Потом шло описание того, как змеи собирались, как готовились, как ползли, как искали... в общем, долгое и подробное. Голубка не выдержала:

- Дедушка, а они нашли эту синюю птицу?

- Нашли.

- И?

- Ну, передали ей царское повеление. А она возьми и скажи: НЕТ. И улетела. Пришлось змеям возвращаться к повелителю несолоно хлебавши.

- Да! Вот это по-нашему! - птица была в восторге.

И древний дух земли и Евтихия рассмеялись.

- А еще? - робко спросила девушка, опасаясь, что сегодня рассказов больше не будет.

Но Морфос был великодушен, он начал рассказывать дальше.

В общем, змеи приползли к царю и сообщили, что дерзкая птица отказалась подчиниться его воле. Царь был озадачен, сначала даже не рассердился, однако эта синяя птица его заинтересовала, а ее дерзость раззадорила. Он спросил змеев:

- Вы ее видели, какая она?

Хмммм, какая? Какова птица с точки зрения змеи?

- Государь, она небольшая, перья у нее темно-голубого цвета и сияют на солнце.

- А какого пола? Мужского или женского?

- Женского, государь.

- А... она красивая?

- Нам трудно судить...

Да. Теперь белому Змею хотелось увидеть ее еще больше. Он послал за синей птицей своего военноначальника с десяткой лучших воинов. Военноначальник был колдуном, а его воины быстры, могли ловить добычу в высоком прыжке. Но и от них синяя птица ускользнула в небо. Еще и дразнилась оттуда обидными словами.

На сей раз белый Змей, когда ему донесли, что птица обидно о нем отзывалась, разгневался.

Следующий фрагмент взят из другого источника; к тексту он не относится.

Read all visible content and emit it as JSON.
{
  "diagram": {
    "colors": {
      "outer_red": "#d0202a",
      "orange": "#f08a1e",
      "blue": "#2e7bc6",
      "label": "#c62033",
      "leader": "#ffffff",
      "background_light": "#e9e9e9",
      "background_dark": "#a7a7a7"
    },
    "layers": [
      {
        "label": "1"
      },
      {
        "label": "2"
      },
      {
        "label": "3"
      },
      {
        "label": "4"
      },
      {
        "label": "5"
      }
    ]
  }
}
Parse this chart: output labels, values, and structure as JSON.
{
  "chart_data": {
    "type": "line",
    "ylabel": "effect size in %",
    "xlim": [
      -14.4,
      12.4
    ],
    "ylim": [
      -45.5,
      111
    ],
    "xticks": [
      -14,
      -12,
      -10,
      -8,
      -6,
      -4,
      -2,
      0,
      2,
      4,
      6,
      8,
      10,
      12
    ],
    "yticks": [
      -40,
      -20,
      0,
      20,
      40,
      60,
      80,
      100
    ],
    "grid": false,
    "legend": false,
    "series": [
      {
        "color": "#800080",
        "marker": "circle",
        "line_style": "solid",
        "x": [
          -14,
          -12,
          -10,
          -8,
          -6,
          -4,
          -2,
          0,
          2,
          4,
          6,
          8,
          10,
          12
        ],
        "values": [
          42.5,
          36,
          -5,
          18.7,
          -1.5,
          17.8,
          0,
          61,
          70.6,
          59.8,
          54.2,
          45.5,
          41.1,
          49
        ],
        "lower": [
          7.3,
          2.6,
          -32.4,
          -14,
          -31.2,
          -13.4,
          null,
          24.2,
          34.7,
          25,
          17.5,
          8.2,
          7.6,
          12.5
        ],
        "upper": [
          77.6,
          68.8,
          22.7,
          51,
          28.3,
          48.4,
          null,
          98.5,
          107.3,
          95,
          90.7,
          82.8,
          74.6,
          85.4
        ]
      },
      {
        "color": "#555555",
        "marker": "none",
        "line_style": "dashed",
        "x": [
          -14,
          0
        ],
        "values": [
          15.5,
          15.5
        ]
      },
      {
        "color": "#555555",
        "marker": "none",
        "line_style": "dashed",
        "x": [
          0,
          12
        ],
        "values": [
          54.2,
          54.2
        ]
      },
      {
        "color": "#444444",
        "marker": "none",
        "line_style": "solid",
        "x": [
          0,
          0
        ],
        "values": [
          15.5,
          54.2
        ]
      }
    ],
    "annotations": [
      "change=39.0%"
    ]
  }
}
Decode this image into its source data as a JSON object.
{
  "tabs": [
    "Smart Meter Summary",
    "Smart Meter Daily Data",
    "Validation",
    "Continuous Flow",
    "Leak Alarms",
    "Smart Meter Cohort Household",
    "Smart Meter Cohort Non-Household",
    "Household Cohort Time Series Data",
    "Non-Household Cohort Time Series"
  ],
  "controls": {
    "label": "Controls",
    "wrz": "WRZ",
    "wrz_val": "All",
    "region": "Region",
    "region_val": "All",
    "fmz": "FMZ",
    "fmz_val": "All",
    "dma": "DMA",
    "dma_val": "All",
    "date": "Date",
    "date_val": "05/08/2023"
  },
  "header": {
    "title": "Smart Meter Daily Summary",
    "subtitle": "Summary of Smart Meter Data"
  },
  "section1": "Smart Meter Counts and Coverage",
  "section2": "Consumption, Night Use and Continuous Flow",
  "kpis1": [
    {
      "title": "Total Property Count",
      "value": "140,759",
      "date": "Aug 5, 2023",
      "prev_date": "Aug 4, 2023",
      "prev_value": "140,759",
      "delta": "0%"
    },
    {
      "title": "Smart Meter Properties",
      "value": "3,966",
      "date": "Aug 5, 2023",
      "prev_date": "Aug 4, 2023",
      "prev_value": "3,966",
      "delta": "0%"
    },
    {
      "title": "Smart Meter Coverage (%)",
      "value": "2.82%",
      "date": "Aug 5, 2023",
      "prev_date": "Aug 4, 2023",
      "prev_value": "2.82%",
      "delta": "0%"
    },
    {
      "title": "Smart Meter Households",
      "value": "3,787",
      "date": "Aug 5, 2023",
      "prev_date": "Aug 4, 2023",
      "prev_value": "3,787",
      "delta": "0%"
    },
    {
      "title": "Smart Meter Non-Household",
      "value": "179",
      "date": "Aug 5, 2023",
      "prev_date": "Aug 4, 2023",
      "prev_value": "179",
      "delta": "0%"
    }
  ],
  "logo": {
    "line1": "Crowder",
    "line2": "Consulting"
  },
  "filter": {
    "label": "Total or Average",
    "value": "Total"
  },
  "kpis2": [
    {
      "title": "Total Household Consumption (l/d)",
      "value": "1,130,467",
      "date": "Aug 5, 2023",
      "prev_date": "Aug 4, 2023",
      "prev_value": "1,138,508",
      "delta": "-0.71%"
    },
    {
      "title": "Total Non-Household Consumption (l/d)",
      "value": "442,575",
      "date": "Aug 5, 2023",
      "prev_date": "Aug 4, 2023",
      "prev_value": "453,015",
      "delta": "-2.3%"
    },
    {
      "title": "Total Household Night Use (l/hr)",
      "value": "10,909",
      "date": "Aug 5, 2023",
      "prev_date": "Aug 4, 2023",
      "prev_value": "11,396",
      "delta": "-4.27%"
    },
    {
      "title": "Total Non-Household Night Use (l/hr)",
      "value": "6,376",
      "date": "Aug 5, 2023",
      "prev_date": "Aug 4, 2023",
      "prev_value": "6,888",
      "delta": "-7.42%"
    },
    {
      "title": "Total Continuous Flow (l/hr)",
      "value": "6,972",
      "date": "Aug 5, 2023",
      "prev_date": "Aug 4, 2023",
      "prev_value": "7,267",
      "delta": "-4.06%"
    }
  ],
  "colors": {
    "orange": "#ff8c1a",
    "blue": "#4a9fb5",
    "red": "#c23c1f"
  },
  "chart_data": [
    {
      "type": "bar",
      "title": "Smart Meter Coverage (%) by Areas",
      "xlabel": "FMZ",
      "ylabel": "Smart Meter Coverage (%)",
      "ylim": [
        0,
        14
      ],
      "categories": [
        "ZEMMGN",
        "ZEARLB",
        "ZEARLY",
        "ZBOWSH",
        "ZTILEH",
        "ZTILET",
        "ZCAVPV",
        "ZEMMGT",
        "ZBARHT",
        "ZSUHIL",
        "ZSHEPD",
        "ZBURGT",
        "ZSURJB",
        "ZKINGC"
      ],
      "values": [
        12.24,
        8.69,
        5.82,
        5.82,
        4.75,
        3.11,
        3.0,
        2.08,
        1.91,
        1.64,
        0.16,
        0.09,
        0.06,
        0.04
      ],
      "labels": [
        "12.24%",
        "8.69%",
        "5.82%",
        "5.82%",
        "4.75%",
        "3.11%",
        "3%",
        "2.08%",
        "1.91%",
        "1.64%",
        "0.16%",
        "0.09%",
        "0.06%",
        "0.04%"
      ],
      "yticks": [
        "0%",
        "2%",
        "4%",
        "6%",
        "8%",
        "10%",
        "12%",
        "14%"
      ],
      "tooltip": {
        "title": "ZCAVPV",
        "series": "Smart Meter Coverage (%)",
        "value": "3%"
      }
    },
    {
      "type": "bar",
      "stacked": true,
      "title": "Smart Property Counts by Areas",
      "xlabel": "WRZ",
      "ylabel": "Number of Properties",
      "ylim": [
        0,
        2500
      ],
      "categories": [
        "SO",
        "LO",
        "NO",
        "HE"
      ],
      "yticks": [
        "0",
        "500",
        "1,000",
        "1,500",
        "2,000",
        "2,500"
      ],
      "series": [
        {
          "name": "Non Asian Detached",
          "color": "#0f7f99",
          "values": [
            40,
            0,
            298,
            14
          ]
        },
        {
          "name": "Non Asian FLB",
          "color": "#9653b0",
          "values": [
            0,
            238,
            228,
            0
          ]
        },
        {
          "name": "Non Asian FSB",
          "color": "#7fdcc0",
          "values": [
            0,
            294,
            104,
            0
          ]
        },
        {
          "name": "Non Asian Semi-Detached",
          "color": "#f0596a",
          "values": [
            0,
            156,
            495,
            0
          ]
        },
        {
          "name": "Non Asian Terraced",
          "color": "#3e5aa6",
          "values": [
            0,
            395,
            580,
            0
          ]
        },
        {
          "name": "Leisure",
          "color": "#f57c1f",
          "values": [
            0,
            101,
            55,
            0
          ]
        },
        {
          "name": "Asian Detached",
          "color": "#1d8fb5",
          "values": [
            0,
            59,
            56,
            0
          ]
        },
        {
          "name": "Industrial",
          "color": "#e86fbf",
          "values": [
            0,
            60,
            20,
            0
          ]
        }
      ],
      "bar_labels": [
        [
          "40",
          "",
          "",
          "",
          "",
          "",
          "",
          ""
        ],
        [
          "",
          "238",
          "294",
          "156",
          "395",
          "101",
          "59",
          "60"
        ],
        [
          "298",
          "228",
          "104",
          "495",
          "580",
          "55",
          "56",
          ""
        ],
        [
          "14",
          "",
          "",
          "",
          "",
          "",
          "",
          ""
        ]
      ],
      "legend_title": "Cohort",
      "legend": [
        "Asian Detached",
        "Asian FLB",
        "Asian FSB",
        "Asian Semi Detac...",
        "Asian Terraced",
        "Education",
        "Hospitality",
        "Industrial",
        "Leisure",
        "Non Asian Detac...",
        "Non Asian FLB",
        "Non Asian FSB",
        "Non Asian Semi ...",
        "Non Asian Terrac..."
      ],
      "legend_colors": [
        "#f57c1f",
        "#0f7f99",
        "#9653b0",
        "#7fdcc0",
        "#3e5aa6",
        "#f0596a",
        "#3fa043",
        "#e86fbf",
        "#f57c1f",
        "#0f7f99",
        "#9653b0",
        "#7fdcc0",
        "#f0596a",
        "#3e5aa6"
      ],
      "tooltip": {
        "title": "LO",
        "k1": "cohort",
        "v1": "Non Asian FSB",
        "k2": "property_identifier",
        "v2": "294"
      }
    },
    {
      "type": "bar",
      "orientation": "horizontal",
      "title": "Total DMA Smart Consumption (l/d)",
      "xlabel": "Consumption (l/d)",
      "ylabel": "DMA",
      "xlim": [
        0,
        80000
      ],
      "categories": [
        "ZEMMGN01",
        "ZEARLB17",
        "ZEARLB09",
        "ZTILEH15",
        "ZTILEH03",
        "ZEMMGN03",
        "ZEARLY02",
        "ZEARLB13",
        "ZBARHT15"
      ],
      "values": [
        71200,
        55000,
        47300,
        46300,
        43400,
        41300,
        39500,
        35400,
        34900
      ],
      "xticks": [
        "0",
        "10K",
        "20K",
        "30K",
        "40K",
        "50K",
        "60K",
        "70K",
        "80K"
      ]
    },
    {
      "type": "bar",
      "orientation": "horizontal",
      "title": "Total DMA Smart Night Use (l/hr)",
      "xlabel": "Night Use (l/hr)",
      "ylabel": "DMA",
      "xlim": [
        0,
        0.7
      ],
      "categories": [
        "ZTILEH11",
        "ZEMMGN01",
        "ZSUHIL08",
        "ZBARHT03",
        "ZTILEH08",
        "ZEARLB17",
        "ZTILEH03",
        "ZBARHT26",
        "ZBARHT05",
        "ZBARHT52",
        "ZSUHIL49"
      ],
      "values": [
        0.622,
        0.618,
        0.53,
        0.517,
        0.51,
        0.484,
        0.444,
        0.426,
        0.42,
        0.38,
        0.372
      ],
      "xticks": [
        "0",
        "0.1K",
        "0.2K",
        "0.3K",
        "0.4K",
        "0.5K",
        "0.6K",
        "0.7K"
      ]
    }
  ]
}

Это уже стало для него делом чести. Змей отпустил всех своих слуг, а после отправился к тому месту, где поселилась дерзкая птица, сам. Прежде чем приблизиться, белый Змей принял личину старой черепахи, хотел понаблюдать за ней.

Морфос наблюдал за голубкой с самого начала, и теперь, видя, что она подалась вперед, клювик открыт, а глазки горят от возбуждения, чуть не расхохотался. Однако, продолжил рассказывать дальше.

- И вот, когда белый Змей увидел эту самую синюю птицу, она показалась ему сказочно прекрасной.

- Ахххх... - в тихом восторге протянула голубка, - Змей влюбился?

- Ну, не сразу. Просто он понял, что птица должна принадлежать ему. Должна покориться.

- Пфффф... - фыркнула голубка, - Покориться, вот еще.

Змей был мудр, он понял, что силой тут действовать не стоит, лучше хитростью.

- Ну конечно! - обиженно чирикнула птица.

Значит, сидела птица на камне и чистила свои голубые перышки, и тут к ней подползла старая черепаха. Начали разговаривать о том - о сем, о погоде, об урожае, даже вроде бы подружились. А старая черепаха и говорит:

- А хочешь, я тебя прокачу.

Веселая птица рассмеялась и сказала:

- А давай!

Белый змей катал на спине синюю птицу и думал, что уже сегодня она будет принадлежать ему, а птица ни о чем не думала, она просто каталась на спине у черепахи и получала удовольствие. Однако, план в голове у царя змей созрел, осталось только привести его в исполнение.